Canada under Trudeau expanded the culture of death to adults as well, legalizing medically assisted suicide in 2016 and then expanding the situations in which it is permitted in 2021. Euthanasia is now among the leading causes of death in Canada. A country that likes to think of itself as the world’s conscience has, under Trudeau, played a bigger role than perhaps any other in accelerating the global trend toward undermining the foundational principle of medicine: Do no harm.

 

Trudeau’s Covid overreaches included a vaccine mandate for truck drivers, which, along with the carbon tax and more general complaints with his policies, spurred protests in 2022. He responded with emergency powers that suppressed speech and froze bank accounts of protest leaders.

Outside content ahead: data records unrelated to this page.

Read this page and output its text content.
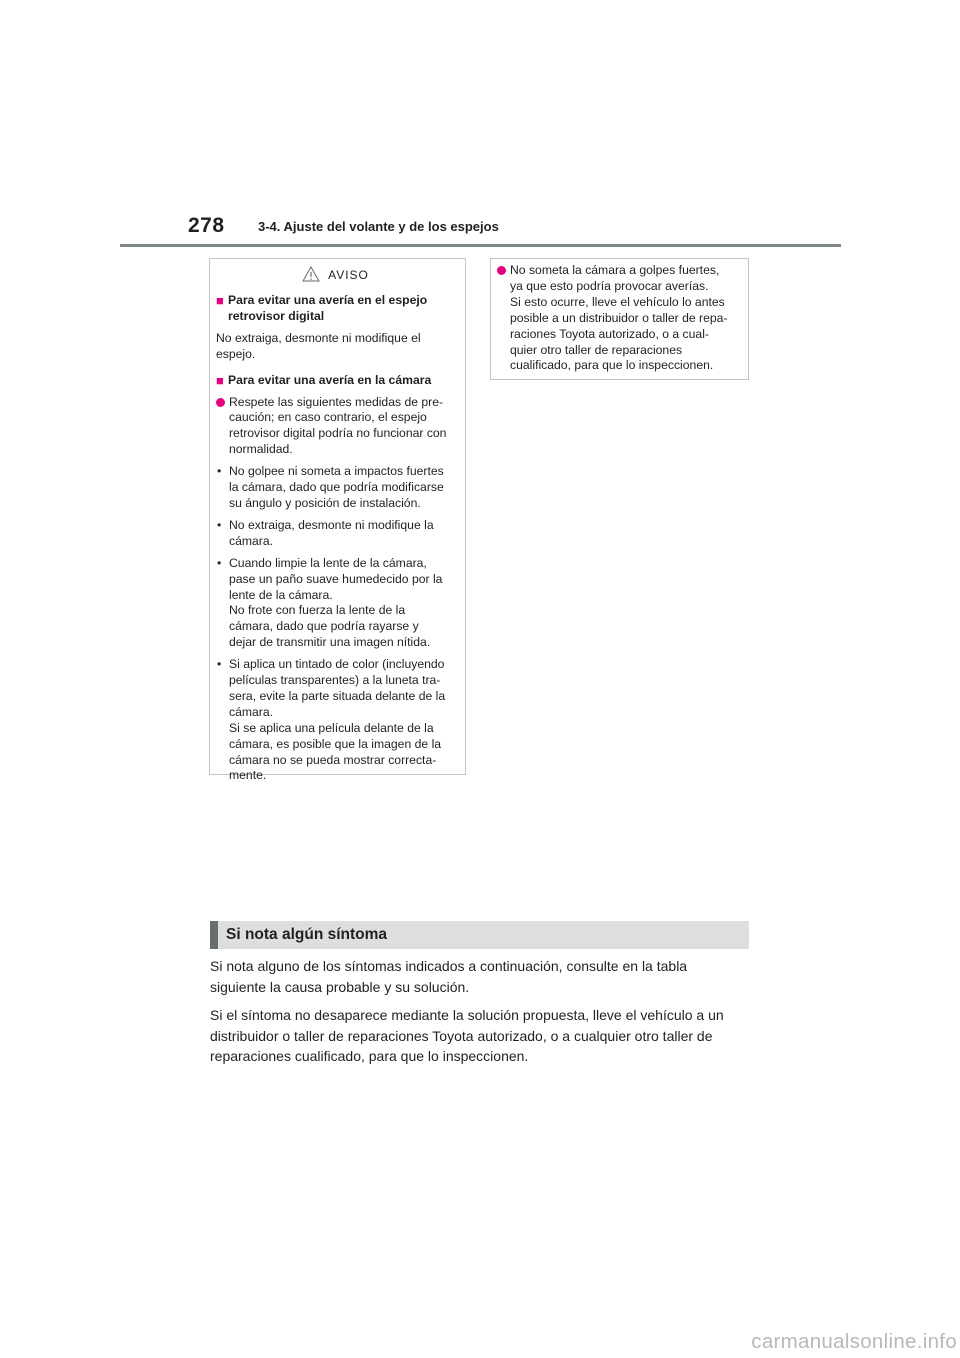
278	3-4. Ajuste del volante y de los espejos
AVISO
■ Para evitar una avería en el espejo
retrovisor digital
No extraiga, desmonte ni modifique el
espejo.
■ Para evitar una avería en la cámara
Respete las siguientes medidas de pre-
caución; en caso contrario, el espejo
retrovisor digital podría no funcionar con
normalidad.
• No golpee ni someta a impactos fuertes
la cámara, dado que podría modificarse
su ángulo y posición de instalación.
• No extraiga, desmonte ni modifique la
cámara.
• Cuando limpie la lente de la cámara,
pase un paño suave humedecido por la
lente de la cámara.
No frote con fuerza la lente de la
cámara, dado que podría rayarse y
dejar de transmitir una imagen nítida.
• Si aplica un tintado de color (incluyendo
películas transparentes) a la luneta tra-
sera, evite la parte situada delante de la
cámara.
Si se aplica una película delante de la
cámara, es posible que la imagen de la
cámara no se pueda mostrar correcta-
mente.
No someta la cámara a golpes fuertes,
ya que esto podría provocar averías.
Si esto ocurre, lleve el vehículo lo antes
posible a un distribuidor o taller de repa-
raciones Toyota autorizado, o a cual-
quier otro taller de reparaciones
cualificado, para que lo inspeccionen.
Si nota algún síntoma

Si nota alguno de los síntomas indicados a continuación, consulte en la tabla
siguiente la causa probable y su solución.

Si el síntoma no desaparece mediante la solución propuesta, lleve el vehículo a un
distribuidor o taller de reparaciones Toyota autorizado, o a cualquier otro taller de
reparaciones cualificado, para que lo inspeccionen.

carmanualsonline.info
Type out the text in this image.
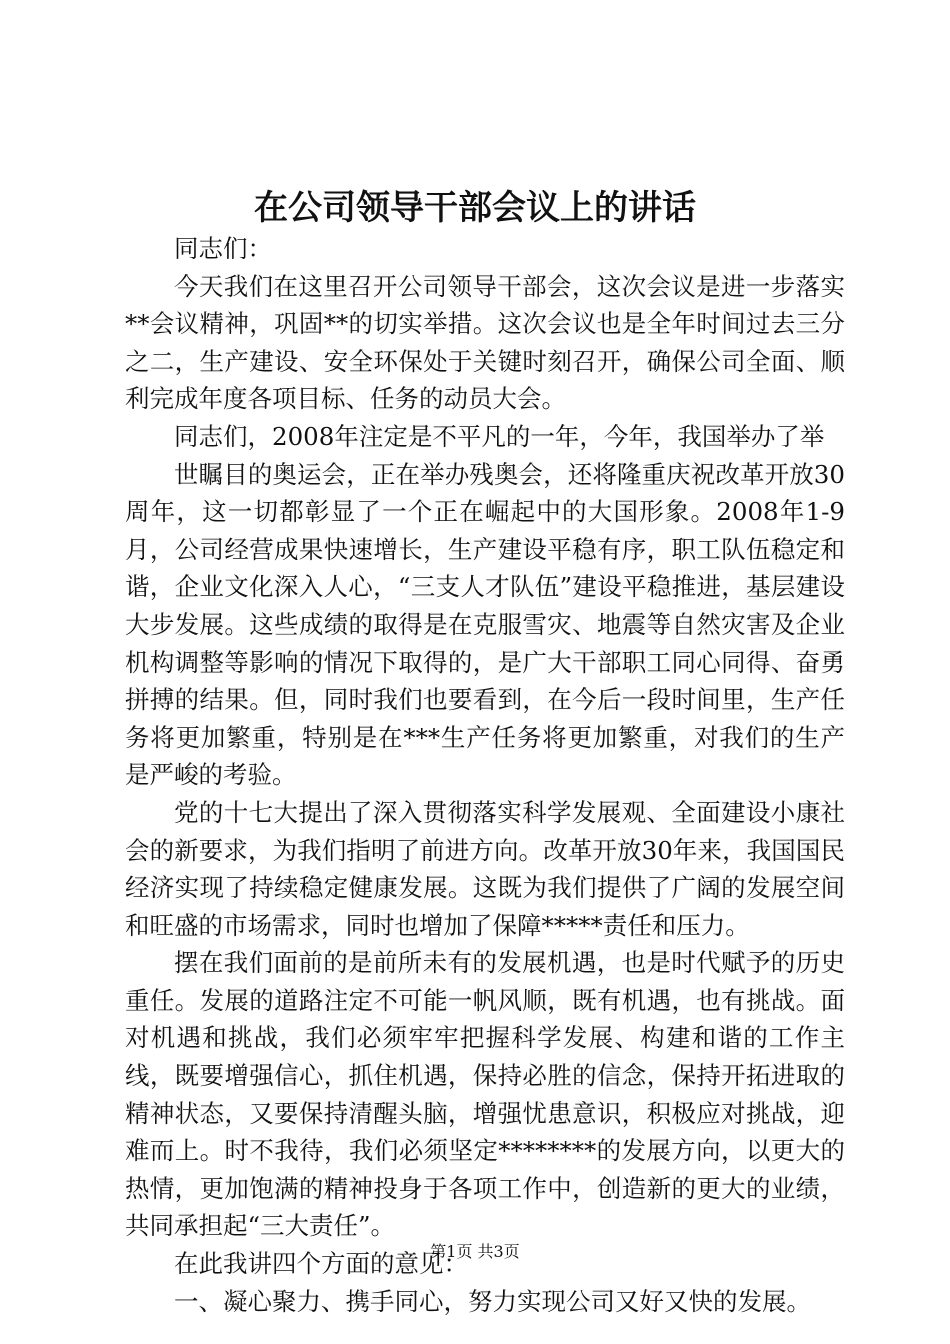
在公司领导干部会议上的讲话

同志们：

今天我们在这里召开公司领导干部会，这次会议是进一步落实**会议精神，巩固**的切实举措。这次会议也是全年时间过去三分之二，生产建设、安全环保处于关键时刻召开，确保公司全面、顺利完成年度各项目标、任务的动员大会。

同志们，2008年注定是不平凡的一年，今年，我国举办了举

世瞩目的奥运会，正在举办残奥会，还将隆重庆祝改革开放30周年，这一切都彰显了一个正在崛起中的大国形象。2008年1-9月，公司经营成果快速增长，生产建设平稳有序，职工队伍稳定和谐，企业文化深入人心，“三支人才队伍”建设平稳推进，基层建设大步发展。这些成绩的取得是在克服雪灾、地震等自然灾害及企业机构调整等影响的情况下取得的，是广大干部职工同心同得、奋勇拼搏的结果。但，同时我们也要看到，在今后一段时间里，生产任务将更加繁重，特别是在***生产任务将更加繁重，对我们的生产是严峻的考验。

党的十七大提出了深入贯彻落实科学发展观、全面建设小康社会的新要求，为我们指明了前进方向。改革开放30年来，我国国民经济实现了持续稳定健康发展。这既为我们提供了广阔的发展空间和旺盛的市场需求，同时也增加了保障*****责任和压力。

摆在我们面前的是前所未有的发展机遇，也是时代赋予的历史重任。发展的道路注定不可能一帆风顺，既有机遇，也有挑战。面对机遇和挑战，我们必须牢牢把握科学发展、构建和谐的工作主线，既要增强信心，抓住机遇，保持必胜的信念，保持开拓进取的精神状态，又要保持清醒头脑，增强忧患意识，积极应对挑战，迎难而上。时不我待，我们必须坚定********的发展方向，以更大的热情，更加饱满的精神投身于各项工作中，创造新的更大的业绩，共同承担起“三大责任”。

在此我讲四个方面的意见：

一、凝心聚力、携手同心，努力实现公司又好又快的发展。

第1页 共3页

The invocation of emergency powers was ruled unconstitutional by a Canadian court in 2024.

 

This premiership of big government, corruption, far-left social values, and abuse of power will finally come to an end, and Canadians have a worthy and able conservative leader in Poilievre ready to take charge. Pleasurable as it may have been to make fun of Trudeau for the past decade, the U.S. is better off when our neighbors are competently governed. The electoral pounding the Liberals are about to receive will help set Canada back on course to being “the True North strong and free.”